A reading of the Complaint for rape filed
against appellant in the present case reveals that he is merely charged with
the crime of simple rape which warrants the imposition of the penalty of reclusion
perpetua and not death. This is so because the fact of the minority of the
victim and the relationship of the offender as the father of the victim are not
alleged in the Complaint. As emphasized in People vs. Ramos, the
elements of minority of the victim and her relationship to the offender must
concur. Since the charge of rape in the Complaint is not in its qualified form
so as to fall under the special qualifying circumstances stated in Sec. 11 of
R.A. 7659, the penalty of death should not have been imposed on the appellant.
It has long been the rule that qualifying
circumstances must be properly pleaded in the indictment. If the same are not
pleaded but proved, they shall be considered only as aggravating circumstances.[21] Indeed, it would be a denial of the right of the
accused to be informed of the charges against him and, consequently, a denial
of due process, if he is charged with simple rape and be convicted of its
qualified form punishable with death, although the attendant circumstance
qualifying the offense and resulting in the capital punishment was not alleged
in the indictment on which he was arraigned.[22] Thus, the Decision of the trial court imposing the
death penalty on the accused-appellant must be modified in that the appellant
should be declared guilty of simple rape and sentenced to suffer the lower
penalty of reclusion perpetua.
The fourth issue is whether or not the rape
victim is also entitled to moral and exemplary damages. We rule that aside from
the indemnity of P50,000.00 awarded by the trial court, the victim is
also entitled to moral damages, as held in People vs. Prades, even if there was
no proof presented during the trial as basis therefor[23] and exemplary damages since the crime was committed
with an aggravating circumstance,[24] thus appellant is also liable for P25,000.00
as exemplary damages.[25]
WHEREFORE, the judgment of the trial court convicting
appellant DOMINADOR HISTORILLO of qualified rape is MODIFIED in that the
appellant is declared guilty of simple rape and is hereby sentenced to suffer
the penalty of reclusion perpetua and to pay Jennifer Historillo the sum
of P50,000.00 by way of indemnity, P50,000.00 as moral damages
and P25,000.00 as exemplary damages.
SO ORDERED.
Davide, Jr., C.J., Bellosillo, Melo,
Puno, Kapunan, Mendoza, Panganiban, Quisumbing, Purisima, Pardo, Gonzaga-Reyes,
Ynares-Santiago, and De Leon,
Jr., JJ., concur.
Vitug, J., on official business.
[1] Original Records, pp. 15-16.
[2] TSN, June 6, 1997, pp. 3-4.
[3] RTC Decision, Original Records, pp. 50-59.

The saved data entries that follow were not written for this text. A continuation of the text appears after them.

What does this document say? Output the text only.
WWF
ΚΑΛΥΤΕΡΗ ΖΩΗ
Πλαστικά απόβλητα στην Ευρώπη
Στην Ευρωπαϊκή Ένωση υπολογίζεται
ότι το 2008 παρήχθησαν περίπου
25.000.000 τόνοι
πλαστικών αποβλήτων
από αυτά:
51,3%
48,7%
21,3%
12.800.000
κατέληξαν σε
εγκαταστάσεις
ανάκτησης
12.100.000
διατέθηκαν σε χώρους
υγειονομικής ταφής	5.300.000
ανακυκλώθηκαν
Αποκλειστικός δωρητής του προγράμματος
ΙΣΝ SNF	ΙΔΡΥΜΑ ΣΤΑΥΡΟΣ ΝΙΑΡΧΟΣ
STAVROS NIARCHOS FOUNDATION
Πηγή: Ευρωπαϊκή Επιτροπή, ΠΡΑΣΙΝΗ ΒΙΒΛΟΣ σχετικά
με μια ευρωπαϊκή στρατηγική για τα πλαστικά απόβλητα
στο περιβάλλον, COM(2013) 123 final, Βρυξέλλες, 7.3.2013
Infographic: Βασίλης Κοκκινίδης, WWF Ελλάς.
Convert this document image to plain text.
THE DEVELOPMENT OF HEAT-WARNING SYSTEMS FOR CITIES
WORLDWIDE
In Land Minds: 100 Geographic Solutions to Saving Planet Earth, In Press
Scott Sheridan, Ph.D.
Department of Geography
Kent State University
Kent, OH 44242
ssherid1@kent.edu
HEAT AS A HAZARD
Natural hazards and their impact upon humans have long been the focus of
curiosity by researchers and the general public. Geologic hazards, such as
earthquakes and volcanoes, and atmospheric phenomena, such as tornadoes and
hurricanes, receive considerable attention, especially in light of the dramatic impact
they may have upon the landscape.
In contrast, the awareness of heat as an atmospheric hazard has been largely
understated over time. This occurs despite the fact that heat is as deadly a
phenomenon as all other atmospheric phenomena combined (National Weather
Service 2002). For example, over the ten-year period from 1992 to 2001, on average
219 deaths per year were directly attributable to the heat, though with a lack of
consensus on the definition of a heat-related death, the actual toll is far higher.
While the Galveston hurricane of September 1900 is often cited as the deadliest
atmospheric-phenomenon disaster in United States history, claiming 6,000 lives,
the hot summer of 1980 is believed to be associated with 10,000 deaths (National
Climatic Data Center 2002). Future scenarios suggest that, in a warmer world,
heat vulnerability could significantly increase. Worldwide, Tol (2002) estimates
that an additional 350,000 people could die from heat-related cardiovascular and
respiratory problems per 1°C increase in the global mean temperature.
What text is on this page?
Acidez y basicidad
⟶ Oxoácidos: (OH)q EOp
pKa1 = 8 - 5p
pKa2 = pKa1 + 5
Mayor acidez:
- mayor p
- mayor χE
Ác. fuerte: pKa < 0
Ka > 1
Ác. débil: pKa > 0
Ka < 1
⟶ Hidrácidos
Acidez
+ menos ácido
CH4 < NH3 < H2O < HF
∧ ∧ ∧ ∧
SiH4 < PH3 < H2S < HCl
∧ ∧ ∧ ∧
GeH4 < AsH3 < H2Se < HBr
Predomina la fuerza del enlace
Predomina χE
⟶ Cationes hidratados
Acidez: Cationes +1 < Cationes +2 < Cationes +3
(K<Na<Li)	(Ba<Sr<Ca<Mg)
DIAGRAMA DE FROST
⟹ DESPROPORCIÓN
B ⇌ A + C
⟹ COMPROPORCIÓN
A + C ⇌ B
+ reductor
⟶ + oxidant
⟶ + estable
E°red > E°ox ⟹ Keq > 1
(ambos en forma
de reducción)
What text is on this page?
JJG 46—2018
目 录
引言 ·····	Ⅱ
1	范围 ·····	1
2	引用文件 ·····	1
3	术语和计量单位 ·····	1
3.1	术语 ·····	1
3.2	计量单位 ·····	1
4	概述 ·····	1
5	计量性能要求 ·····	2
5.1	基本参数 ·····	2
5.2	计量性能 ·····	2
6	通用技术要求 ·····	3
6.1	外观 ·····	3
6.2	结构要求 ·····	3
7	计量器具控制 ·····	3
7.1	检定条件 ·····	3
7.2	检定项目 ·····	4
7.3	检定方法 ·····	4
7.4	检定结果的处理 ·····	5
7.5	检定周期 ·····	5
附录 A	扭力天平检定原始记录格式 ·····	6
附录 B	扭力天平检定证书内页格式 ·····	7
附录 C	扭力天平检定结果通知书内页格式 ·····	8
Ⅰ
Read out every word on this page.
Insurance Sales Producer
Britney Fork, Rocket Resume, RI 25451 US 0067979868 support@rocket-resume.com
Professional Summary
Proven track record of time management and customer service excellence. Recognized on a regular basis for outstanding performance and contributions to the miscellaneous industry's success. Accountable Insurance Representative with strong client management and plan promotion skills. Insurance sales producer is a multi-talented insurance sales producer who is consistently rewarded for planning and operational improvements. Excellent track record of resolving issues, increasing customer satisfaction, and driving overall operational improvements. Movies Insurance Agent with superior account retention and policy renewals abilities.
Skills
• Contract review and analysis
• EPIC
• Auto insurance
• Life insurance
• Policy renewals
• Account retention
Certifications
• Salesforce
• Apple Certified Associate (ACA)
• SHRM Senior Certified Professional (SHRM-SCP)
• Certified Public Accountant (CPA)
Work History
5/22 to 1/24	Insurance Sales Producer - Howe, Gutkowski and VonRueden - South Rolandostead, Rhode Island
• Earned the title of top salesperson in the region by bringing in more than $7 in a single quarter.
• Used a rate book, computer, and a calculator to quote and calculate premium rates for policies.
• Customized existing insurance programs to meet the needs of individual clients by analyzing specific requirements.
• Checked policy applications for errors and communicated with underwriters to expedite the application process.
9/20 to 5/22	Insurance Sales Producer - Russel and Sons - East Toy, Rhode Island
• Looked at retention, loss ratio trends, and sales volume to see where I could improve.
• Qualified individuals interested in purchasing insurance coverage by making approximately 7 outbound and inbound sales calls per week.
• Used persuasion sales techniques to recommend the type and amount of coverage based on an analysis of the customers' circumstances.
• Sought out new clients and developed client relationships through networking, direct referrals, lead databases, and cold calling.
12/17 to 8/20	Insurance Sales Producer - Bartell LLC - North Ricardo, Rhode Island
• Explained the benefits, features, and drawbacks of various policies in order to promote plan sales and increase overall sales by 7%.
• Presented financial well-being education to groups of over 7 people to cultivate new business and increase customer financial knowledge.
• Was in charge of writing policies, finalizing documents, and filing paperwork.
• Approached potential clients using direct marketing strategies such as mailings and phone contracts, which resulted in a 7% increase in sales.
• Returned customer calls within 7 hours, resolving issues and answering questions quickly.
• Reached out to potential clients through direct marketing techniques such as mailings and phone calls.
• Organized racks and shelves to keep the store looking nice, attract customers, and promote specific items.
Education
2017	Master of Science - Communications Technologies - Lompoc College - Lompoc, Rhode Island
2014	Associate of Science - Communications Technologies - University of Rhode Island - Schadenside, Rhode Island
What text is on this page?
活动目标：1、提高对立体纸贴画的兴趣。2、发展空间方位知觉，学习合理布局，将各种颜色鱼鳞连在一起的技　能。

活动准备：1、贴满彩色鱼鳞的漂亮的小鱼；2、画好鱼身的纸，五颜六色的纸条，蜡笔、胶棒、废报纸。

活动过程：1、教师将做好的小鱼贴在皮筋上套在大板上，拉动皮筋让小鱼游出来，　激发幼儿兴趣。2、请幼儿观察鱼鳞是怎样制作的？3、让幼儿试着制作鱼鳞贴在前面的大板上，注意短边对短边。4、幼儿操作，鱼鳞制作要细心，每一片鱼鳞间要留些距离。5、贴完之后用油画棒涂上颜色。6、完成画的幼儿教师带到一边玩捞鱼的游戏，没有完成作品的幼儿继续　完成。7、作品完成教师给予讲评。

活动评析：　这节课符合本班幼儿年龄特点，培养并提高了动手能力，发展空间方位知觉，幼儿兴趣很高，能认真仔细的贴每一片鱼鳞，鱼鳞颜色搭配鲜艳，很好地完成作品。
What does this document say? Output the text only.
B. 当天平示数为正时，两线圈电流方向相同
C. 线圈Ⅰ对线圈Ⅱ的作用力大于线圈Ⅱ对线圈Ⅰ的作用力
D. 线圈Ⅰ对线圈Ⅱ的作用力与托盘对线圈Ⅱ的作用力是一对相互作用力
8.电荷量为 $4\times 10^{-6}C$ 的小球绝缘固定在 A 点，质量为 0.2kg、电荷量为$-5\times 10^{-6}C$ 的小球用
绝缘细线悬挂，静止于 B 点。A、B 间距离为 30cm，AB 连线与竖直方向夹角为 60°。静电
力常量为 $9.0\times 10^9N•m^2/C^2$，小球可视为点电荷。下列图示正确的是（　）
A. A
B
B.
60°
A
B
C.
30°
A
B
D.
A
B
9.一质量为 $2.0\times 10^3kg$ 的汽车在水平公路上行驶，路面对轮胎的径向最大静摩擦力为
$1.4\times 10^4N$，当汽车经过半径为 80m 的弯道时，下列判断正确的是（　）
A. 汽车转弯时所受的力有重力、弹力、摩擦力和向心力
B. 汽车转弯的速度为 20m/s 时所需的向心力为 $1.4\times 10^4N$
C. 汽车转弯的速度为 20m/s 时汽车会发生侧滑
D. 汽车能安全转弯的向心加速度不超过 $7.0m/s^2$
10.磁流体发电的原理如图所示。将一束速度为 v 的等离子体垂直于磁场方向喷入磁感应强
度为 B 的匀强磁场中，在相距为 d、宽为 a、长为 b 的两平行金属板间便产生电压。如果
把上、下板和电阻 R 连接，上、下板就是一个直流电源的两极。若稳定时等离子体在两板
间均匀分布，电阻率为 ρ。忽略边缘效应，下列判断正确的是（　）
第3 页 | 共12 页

[4] Appellee’s Brief, pp. 5-7; Rollo, pp. 93-95.
[5] U.S. vs. Bibal, 4 Phil. 369.
[6] People vs. Sunpongco, 163 SCRA 222, Remedial Law by Oscar Herrera, Vol. IV, p. 49.
[7] People vs. Penero, 276 SCRA 564.
[8] People vs. Escober, 281 SCRA 498; People vs. Burce, 269 SCRA 293.
[9] People vs. Antipona, 274 SCRA 328.
[10] People vs. Adora, 275 SCRA 441.
[11] People vs. Garcia, 281 SCRA 463.
[12] People vs. Butron, 272 SCRA 352.
[13] People vs. Zaballero, 274 SCRA 627.
[14] TSN, June 6, 1997, pp. 3-4.
[15] Birth Certificate of Jennifer Historillo, Exh. "B", Orig. Records, p. 42.
[16] 281 SCRA 463.
[17] G.R. No. 129439, Sept. 25, 1998; 296 SCRA 559.
[18] G.R. No. 129529, Sept. 29, 1998; 296 SCRA 658.
[19] G.R. No. 126575, Dec. 11, 1998; 300 SCRA 98.
[20] G.R. No. 121212, Jan. 20, 1999; 301 SCRA 192.
[21] People vs. Jovellano, et al., 56 SCRA 156 (1974); People vs. Fuertes, 229 SCRA 289 (1994), cited in People vs. Garcia, 281 SCRA 463.
[22] People vs. Garcia, 281 SCRA 463.
[23] G.R. No. 127569, July 30, 1998, 293 SCRA 411.
[24] People vs. Estares, 282 SCRA 524.
[25] People vs. Calayca, G.R. No. 121212, Jan. 20, 1999; 301 SCRA 192.